Pendant ce temps, j’avais des copies à corriger… qui attendaient, et un bouillon se faisait doucement aller que nous avons filtré avant d’aller au lit.

Jardin givré

En ce matin du 17 septembre, le thermomètre extérieur indiquait un beau -4°C au réveil… Il y avait, au sol, une fine couche de givre qui couvrait l’herbe. Oh! oh! Le potager n’en est pas sorti indemne… Les carottes et les betteraves auront survécu, mais pour ce qui est d’autres plantes…

Les haricots, fermes hier encore, sont devenus mollets… Leur saveur est acceptable et je pourrais toujours les congeler pour les faire cuire plus tard.

Les tomates, par contre, ne sont bonnes que pour le compost…

À l’exception de ces deux tomates-cerise qui se feront déguster au dîner…

La tournée du jardin m’a aussi permis d’apprendre que j’avais quelques framboises qui n’attendaient que d’être consommées.

Côté fleurs, les vivaces s’en tirent sans trop de dommages… mais les annuelles n’ont pas résisté.

Monsieur E, un peu surpris tout de même par la fraîcheur de l’air ce matin, ne s’en fait pas trop… Il continue à explorer son domaine extérieur avec ses frères aînés.

Au jardin!

Ce n’est pas la première fois que je vous fais faire le tour de mon jardin… mais comme c’est là que j’ai dû concentrer mes efforts à mon retour la semaine dernière, j’en ai profité pour faire quelques clichés. Avant que ces photos ne soient caduques, je profite de cette journée orageuse pour vous faire partager quelques photos des fleurs qui enjolivent mon existence.

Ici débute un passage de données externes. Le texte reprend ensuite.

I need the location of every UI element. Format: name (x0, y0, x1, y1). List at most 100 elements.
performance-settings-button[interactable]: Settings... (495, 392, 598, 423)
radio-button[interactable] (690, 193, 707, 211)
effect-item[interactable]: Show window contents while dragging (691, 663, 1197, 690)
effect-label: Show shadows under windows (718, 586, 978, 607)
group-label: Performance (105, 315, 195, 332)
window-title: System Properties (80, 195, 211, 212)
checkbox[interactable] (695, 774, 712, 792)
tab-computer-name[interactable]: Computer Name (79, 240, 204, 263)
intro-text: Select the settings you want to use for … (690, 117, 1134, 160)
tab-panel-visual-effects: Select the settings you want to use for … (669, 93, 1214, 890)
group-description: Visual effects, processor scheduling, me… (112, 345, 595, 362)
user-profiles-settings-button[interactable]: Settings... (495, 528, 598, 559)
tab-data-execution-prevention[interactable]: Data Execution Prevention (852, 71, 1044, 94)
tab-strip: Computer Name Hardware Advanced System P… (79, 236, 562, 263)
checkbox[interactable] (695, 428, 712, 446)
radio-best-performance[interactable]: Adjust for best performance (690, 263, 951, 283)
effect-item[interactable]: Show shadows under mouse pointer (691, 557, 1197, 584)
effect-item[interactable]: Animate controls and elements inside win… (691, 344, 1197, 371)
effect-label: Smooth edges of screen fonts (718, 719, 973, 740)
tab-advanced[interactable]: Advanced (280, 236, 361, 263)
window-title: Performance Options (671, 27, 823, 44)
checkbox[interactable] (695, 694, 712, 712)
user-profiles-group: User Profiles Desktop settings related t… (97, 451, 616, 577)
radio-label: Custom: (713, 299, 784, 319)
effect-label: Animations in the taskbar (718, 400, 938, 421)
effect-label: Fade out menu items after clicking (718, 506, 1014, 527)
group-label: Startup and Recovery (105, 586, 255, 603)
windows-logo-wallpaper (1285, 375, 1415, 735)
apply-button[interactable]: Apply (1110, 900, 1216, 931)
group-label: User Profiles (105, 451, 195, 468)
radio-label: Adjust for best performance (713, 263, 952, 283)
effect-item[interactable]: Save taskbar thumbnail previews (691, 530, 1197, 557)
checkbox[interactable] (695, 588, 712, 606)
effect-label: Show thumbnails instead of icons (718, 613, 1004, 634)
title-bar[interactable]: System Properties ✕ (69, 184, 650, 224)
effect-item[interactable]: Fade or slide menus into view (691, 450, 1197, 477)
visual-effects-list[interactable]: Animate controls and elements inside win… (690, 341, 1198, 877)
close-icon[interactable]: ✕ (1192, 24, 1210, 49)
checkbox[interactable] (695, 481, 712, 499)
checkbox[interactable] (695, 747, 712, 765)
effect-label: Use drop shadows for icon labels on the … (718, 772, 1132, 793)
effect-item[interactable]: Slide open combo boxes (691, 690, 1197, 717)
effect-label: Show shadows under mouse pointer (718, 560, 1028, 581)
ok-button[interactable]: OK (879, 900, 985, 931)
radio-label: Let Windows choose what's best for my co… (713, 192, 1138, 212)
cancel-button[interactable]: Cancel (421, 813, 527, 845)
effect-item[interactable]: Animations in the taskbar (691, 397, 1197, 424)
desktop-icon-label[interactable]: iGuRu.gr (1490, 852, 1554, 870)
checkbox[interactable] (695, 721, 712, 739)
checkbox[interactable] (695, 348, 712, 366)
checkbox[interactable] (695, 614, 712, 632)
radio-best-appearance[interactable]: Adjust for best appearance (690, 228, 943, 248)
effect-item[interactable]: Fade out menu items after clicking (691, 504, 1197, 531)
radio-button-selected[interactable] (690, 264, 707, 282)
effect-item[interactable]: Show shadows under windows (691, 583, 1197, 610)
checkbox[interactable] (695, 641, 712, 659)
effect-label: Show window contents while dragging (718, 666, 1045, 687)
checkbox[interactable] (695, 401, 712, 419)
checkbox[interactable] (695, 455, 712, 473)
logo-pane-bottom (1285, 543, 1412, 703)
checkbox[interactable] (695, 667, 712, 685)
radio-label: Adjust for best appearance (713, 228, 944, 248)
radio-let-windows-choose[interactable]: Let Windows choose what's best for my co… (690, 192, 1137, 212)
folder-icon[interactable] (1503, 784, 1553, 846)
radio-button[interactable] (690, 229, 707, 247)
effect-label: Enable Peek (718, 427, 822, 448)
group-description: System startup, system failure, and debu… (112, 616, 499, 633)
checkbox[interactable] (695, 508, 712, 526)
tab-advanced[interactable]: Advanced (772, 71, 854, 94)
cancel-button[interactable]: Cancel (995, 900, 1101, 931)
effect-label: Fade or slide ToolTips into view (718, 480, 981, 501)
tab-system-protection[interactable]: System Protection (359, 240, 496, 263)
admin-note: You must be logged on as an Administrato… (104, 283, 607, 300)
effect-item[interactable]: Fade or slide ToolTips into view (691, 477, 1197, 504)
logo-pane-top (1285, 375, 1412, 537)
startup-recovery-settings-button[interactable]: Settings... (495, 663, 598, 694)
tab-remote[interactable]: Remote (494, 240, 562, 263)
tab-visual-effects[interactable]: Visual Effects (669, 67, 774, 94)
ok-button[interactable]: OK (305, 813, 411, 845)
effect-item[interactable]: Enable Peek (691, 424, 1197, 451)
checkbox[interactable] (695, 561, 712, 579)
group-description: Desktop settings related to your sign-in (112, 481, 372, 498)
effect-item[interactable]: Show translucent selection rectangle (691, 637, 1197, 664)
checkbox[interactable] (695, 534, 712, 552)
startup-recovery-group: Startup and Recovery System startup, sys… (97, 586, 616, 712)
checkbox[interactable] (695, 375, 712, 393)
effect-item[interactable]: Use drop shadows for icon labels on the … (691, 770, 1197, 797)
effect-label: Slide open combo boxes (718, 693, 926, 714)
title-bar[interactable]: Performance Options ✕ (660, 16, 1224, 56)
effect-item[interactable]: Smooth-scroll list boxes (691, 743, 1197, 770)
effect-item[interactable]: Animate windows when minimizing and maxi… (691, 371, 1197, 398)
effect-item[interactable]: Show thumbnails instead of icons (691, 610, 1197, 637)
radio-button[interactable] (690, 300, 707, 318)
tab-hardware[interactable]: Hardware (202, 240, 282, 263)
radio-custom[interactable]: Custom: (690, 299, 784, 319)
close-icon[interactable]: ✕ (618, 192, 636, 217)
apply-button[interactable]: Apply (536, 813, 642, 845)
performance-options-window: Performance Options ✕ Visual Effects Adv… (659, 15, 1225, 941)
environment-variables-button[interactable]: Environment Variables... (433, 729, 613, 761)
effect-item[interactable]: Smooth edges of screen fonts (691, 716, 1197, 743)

Iris et ancolies sont encore présents, mais ce n’est plus qu’un baroud d’honneur au milieu d’autres fleurs qui commencent sérieusement à voler la vedette.

Les cœurs-saignants (dicentres), par exemple… qui explosent dans les zones ombragées.

Ma pivoine arbustive, plantée il y a trois ans, fleurit pour la première fois. Belles et majestueuses, ces fleurs roses épanouies. J’ai le beau cadeau d’en avoir quatre cette année. Comme quoi la patience est l’outil principal du jardinier.

Mes clématites, qui m’avaient déçu l’an dernier, ont aussi décidé de fleurir. Bien que celles-ci aient été plantées cette année… le plant de l’année dernière ne fait que commencer à grimper.

Mes pavots poussent comme de la mauvaise herbe. J’en ai des jaunes, des rouges et des blancs. Partout. Même là où il ne devrait pas y avoir de fleurs… Mais ce sont de si belles «mauvaises herbes»…

Les lys ne font que commencer leur spectaculaire floraison!

La plate-bande du côté est du jardin a enfin atteint une apparence plus qu’acceptable et équilibrée, après trois ans d’aménagements. Hors du champ de la photo, à gauche, on trouve des framboisiers. À droite, il y a de majestueux delphiniums qui s’apprêtent à fleurir.

J’ai quelques annuelles en pots, dont cette variété de géraniums à la belle couleur profonde. Ils agrémentent le patio et l’avant de la maison.

Tiens! On dirait que je ne suis pas seul à apprécier les fleurs! Monsieur R itou!